8. A semiconductor device according to claim 1, wherein

the chip part has an EMC protection element.

9. A semiconductor device according to claim 1, wherein

the chip part has a bypass capacitance element.

10. A semiconductor device according to claim 1, wherein

the chip part has a dumping resistance element.

11. A semiconductor device comprising:

a plurality of leads;

a sheet member connected to each end part of the plurality of leads;

a semiconductor chip having a semiconductor element and a plurality of electrodes in a main surface thereof, being arranged inside the plurality of leads, and being further connected with the sheet member;

a plurality of conductive wires which connect electrically the electrodes of the semiconductor chip, and the plurality of leads, respectively;

a sealed body sealing the semiconductor chip and the plurality of wires; and

a first passive part provided with an inductance element, that is arranged in the outside of the semiconductor chip and in the inside of the sealed body.

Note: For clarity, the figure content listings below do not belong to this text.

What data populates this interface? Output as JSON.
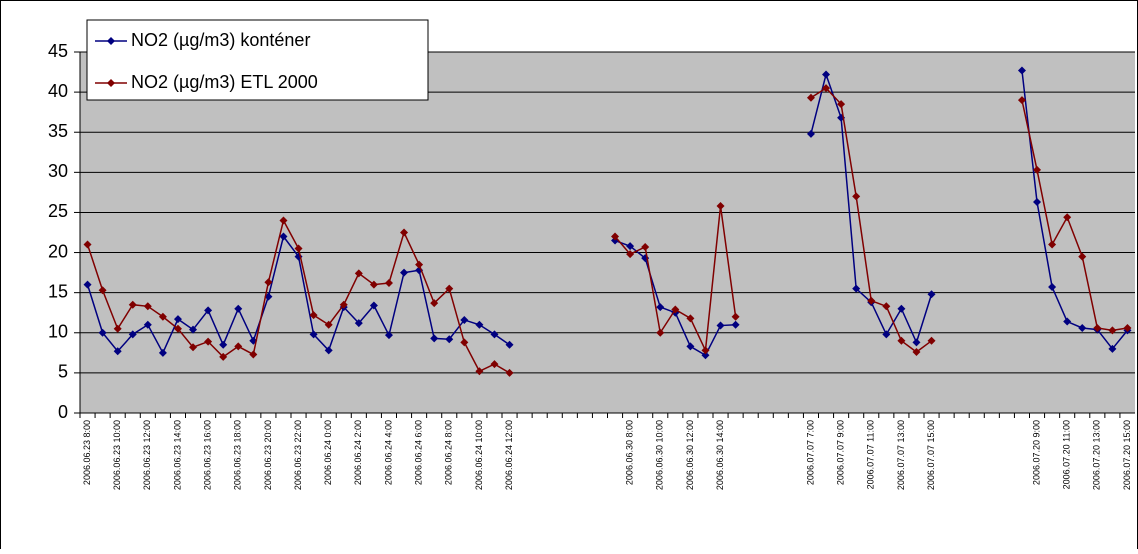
{
  "chart_data": {
    "type": "line",
    "categories": [
      "2006.06.23 8:00",
      null,
      "2006.06.23 10:00",
      null,
      "2006.06.23 12:00",
      null,
      "2006.06.23 14:00",
      null,
      "2006.06.23 16:00",
      null,
      "2006.06.23 18:00",
      null,
      "2006.06.23 20:00",
      null,
      "2006.06.23 22:00",
      null,
      "2006.06.24 0:00",
      null,
      "2006.06.24 2:00",
      null,
      "2006.06.24 4:00",
      null,
      "2006.06.24 6:00",
      null,
      "2006.06.24 8:00",
      null,
      "2006.06.24 10:00",
      null,
      "2006.06.24 12:00",
      null,
      null,
      null,
      null,
      null,
      null,
      null,
      "2006.06.30 8:00",
      null,
      "2006.06.30 10:00",
      null,
      "2006.06.30 12:00",
      null,
      "2006.06.30 14:00",
      null,
      null,
      null,
      null,
      null,
      "2006.07.07 7:00",
      null,
      "2006.07.07 9:00",
      null,
      "2006.07.07 11:00",
      null,
      "2006.07.07 13:00",
      null,
      "2006.07.07 15:00",
      null,
      null,
      null,
      null,
      null,
      null,
      "2006.07.20 9:00",
      null,
      "2006.07.20 11:00",
      null,
      "2006.07.20 13:00",
      null,
      "2006.07.20 15:00"
    ],
    "series": [
      {
        "name": "NO2 (µg/m3) konténer",
        "color": "#000080",
        "values": [
          16,
          10,
          7.7,
          9.8,
          11,
          7.5,
          11.7,
          10.4,
          12.8,
          8.5,
          13,
          9,
          14.5,
          22,
          19.5,
          9.8,
          7.8,
          13.2,
          11.2,
          13.4,
          9.7,
          17.5,
          17.8,
          9.3,
          9.2,
          11.6,
          11,
          9.8,
          8.5,
          null,
          null,
          null,
          null,
          null,
          null,
          21.5,
          20.8,
          19.3,
          13.2,
          12.5,
          8.3,
          7.2,
          10.9,
          11,
          null,
          null,
          null,
          null,
          34.8,
          42.2,
          36.8,
          15.5,
          13.8,
          9.8,
          13,
          8.8,
          14.8,
          null,
          null,
          null,
          null,
          null,
          42.7,
          26.3,
          15.7,
          11.4,
          10.6,
          10.4,
          8,
          10.3
        ]
      },
      {
        "name": "NO2 (µg/m3) ETL 2000",
        "color": "#800000",
        "values": [
          21,
          15.3,
          10.5,
          13.5,
          13.3,
          12,
          10.5,
          8.2,
          8.9,
          7,
          8.3,
          7.3,
          16.3,
          24,
          20.5,
          12.2,
          11,
          13.5,
          17.4,
          16,
          16.2,
          22.5,
          18.5,
          13.7,
          15.5,
          8.8,
          5.2,
          6.1,
          5,
          null,
          null,
          null,
          null,
          null,
          null,
          22,
          19.8,
          20.7,
          10,
          12.9,
          11.8,
          7.8,
          25.8,
          12,
          null,
          null,
          null,
          null,
          39.3,
          40.5,
          38.5,
          27,
          14,
          13.3,
          9,
          7.6,
          9,
          null,
          null,
          null,
          null,
          null,
          39,
          30.3,
          21,
          24.4,
          19.5,
          10.6,
          10.3,
          10.6
        ]
      }
    ],
    "ylim": [
      0,
      45
    ],
    "yticks": [
      0,
      5,
      10,
      15,
      20,
      25,
      30,
      35,
      40,
      45
    ],
    "grid": true,
    "legend": "top-left"
  }
}
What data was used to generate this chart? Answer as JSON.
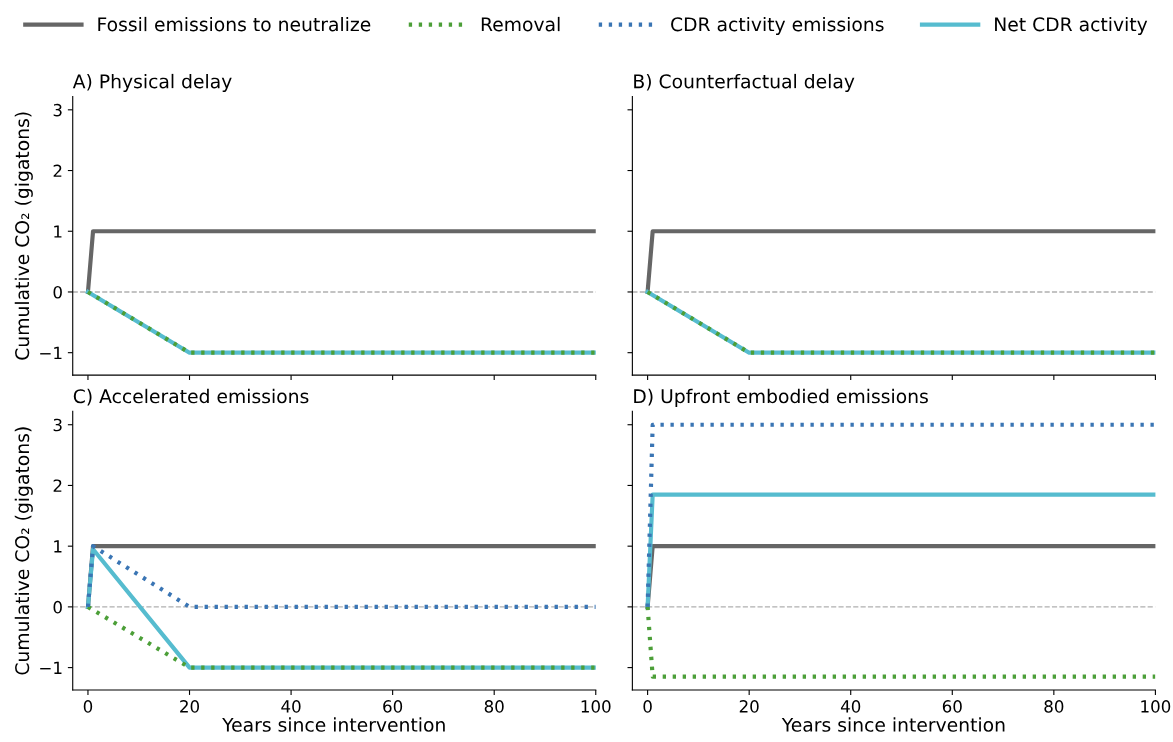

12. A semiconductor device according to claim 11, wherein

a second passive part having a capacitance element is arranged in the outside of the semiconductor chip and in the inside of the sealed body; and

a voltage down circuit containing the first passive part and the second passive part is included.

13. A semiconductor device according to claim 11, wherein

a second passive part having a capacitance element is arranged in the outside of the semiconductor chip and in the inside of the sealed body; and

a boost circuit containing the first passive part and the second passive part is included.

14. A semiconductor device according to claim 11, wherein

a second passive part having a capacitance element is arranged in the outside of the semiconductor chip and in the inside of the sealed body;

1 or a plurality of common leads are arranged along with the lead sequence of the plurality of leads in an area between the semiconductor chip and the plurality of leads; and

the first passive part and the second passive part are mounted on the common lead.

15. A semiconductor device according to claim 11, wherein

a second passive part having a capacitance element is arranged in the outside of the semiconductor chip and in the inside of the sealed body;

a plurality of common leads are arranged along with the lead sequence of the plurality of leads in an area between the semiconductor chip and the plurality of leads; and

the first passive part and the second passive part are arranged in an area between the common lead arranged in the innermost part of the plurality of common leads, and the semiconductor chip.

16. A manufacturing method of a semiconductor device assembled using a lead frame having a plurality of leads and a sheet member connected to end parts of the plurality of leads, comprising the steps of:

(a) preparing the lead frame to which the sheet member and the end parts of the plurality of leads were connected via insulating adhesive;

(b) mounting a chip part being a surface mounting part in an area in the outside of a chip mounting part and in the inside of the plurality of leads in the sheet member;

(c) after the step (b), mounting a semiconductor chip in the chip mounting part of the sheet member;

(d) connecting each of the plurality of leads with a plurality of electrodes of a main surface of the semiconductor chip electrically with a plurality of conductive wires, respectively;

(e) performing resin molding of the semiconductor chip and the plurality of leads, and forming a sealed body; and

(f) individually separating the plurality of leads from the lead frame.

17. A manufacturing method of a semiconductor device according to claim 16, wherein

after preparing the lead frame about which 1 or a plurality of common leads have been arranged along with the lead sequence of the plurality of leads in the area in the outside of the chip mounting part and in the inside of the plurality of leads of the sheet member in the step (a), the chip part is mounted on the common lead in the step (b).

18. A manufacturing method of a semiconductor device according to claim 16, wherein

in the step (b), the chip part is mounted via silver paste, and bake processing is performed after the mounting.

19. A manufacturing method of a semiconductor device according to claim 16, wherein

in the step (b), the chip part is mounted via solder paste, and reflow processing is performed after the mounting.